BOSTON (CBS) – The superintendent of Boston Public Schools called President Donald Trump’s idea of arming teachers with guns to prevent school shootings “utterly illogical.”

President Trump first mentioned the idea during a gun violence listening session on Wednesday at the White House.

“We have to harden our schools, not soften them up. A gun-free zone to a killer or somebody that wants to be a killer, that’s like going in for the ice cream. Like here I am – take me,” Trump said on Thursday, adding “Shooters won’t walk into a school if 20 percent of people have guns.”

Boston superintendent Tommy Chang said in a statement that the bigger issue is access to guns.

“The mere thought that teachers should be armed in order to ward off violence is utterly illogical and will only result in making our students and teachers less safe,” Chang said. “The real issue at hand continues to be access to guns. In Boston, we have some of the strictest gun laws in the country.”

Chang added that Boston recently announced a partnership with the Sandy Hook Promise organization, which aims to keep schools safe.

Through the organization, Boston Public Schools is working to develop a mobile app allowing students to anonymously report threats to commit violence or suicide.
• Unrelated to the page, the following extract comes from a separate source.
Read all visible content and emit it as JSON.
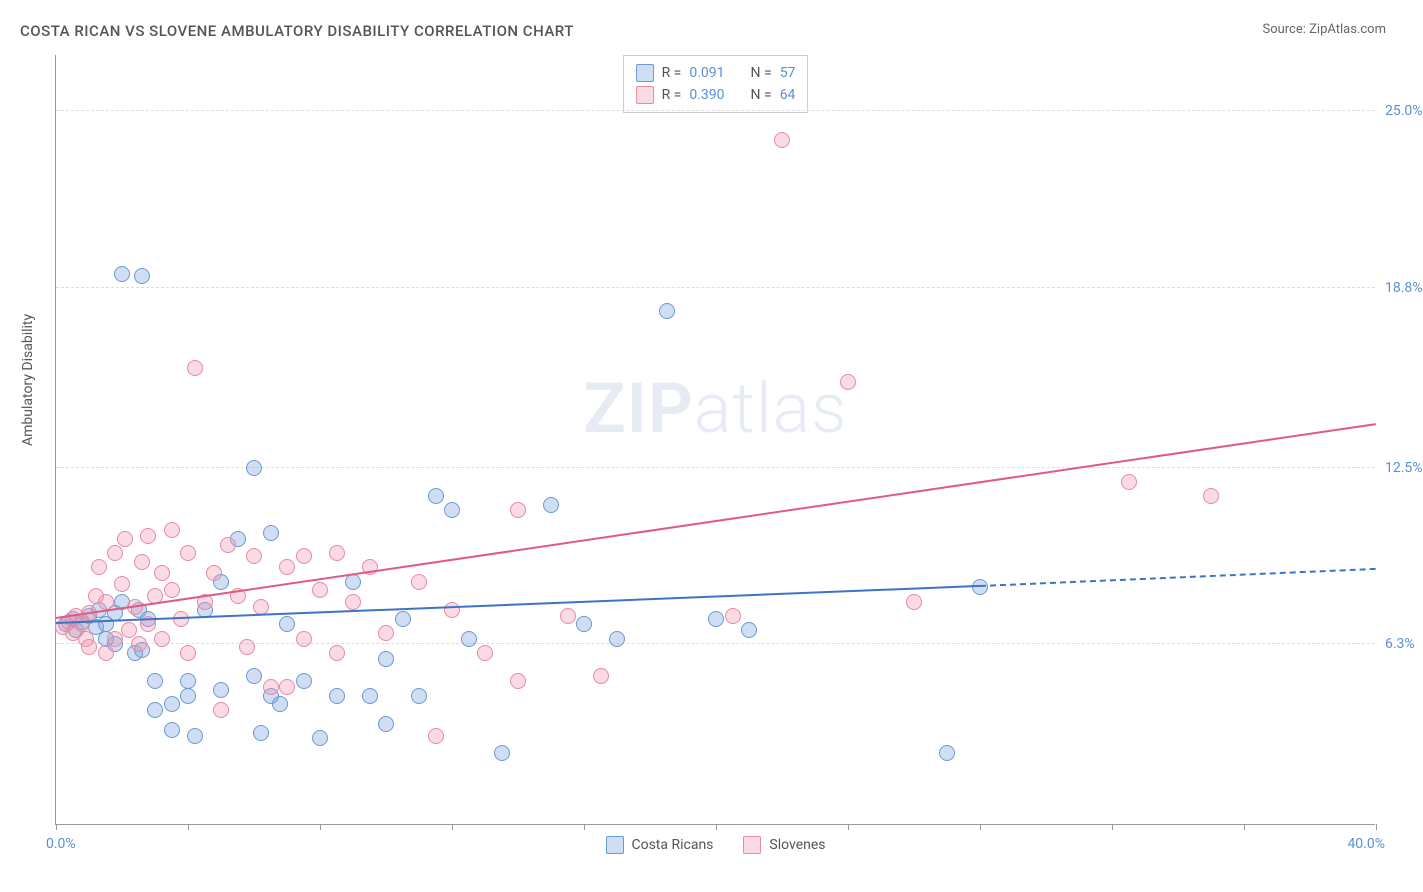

“When it comes to school safety, we know that our focus should be on violence prevention and creating a culture of inclusion in all of our schools,” Chang said.

“We are providing regular training that’s rooted in best practices to ensure the safety of our students if a situation were to occur, not wasting our time training educators how to carry and use a firearm. Our priority in Boston will always be the well-being of our school communities, and bringing guns into schools is simply not the answer.”

Republican Gov. Charlie Baker said that many schools have police officers in the building at various times. But he does not believe teachers should carry guns.

“With respect to teachers, I don’t think more guns is the answer, in classrooms, to this problem,” Baker said. “I think we should be doing a better job with many of the things we do here in Massachusetts to ensure that people who purchase guns have to pursue a process to get licensed to do so. It’s far more refined and restricted than it is in many other places.”

Boston Mayor Marty Walsh also rejected the idea of allowing teachers to carry guns in school.

“That’s not the way to go. Arming teachers is not the way you combat gun violence in America,” said Walsh. “In a case like that, well everyone should be carrying guns and we should have our own law and order. That’s not the appropriate way to do it.”

Like Chang, Walsh said the focus should be on keeping weapons out of the hands of young people.

“The president is all over the road. He came out with one good statement early on, and now he’s talking about giving teachers guns,” Walsh said. “I’m going to train 8,000 teachers in the Boston Public Schools to carry guns? Do I have to pay for them to have the gun? Why do I even have a police force if that’s the case.”

The executive director of school superintendents in Massachusetts says teachers chose to be educators, not first responders.

“We have enough difficulty finding teachers today,” said Thomas Scott, Executive Director of the Mass. Association of School Superintendents.

“I think it really sort of begs the question are we continuing to look for remedies to the next incident or are we looking for a remedy to solve the problem?”

Scott suggests a focus on providing more support to an increasing demographic of students with social and emotional challenges.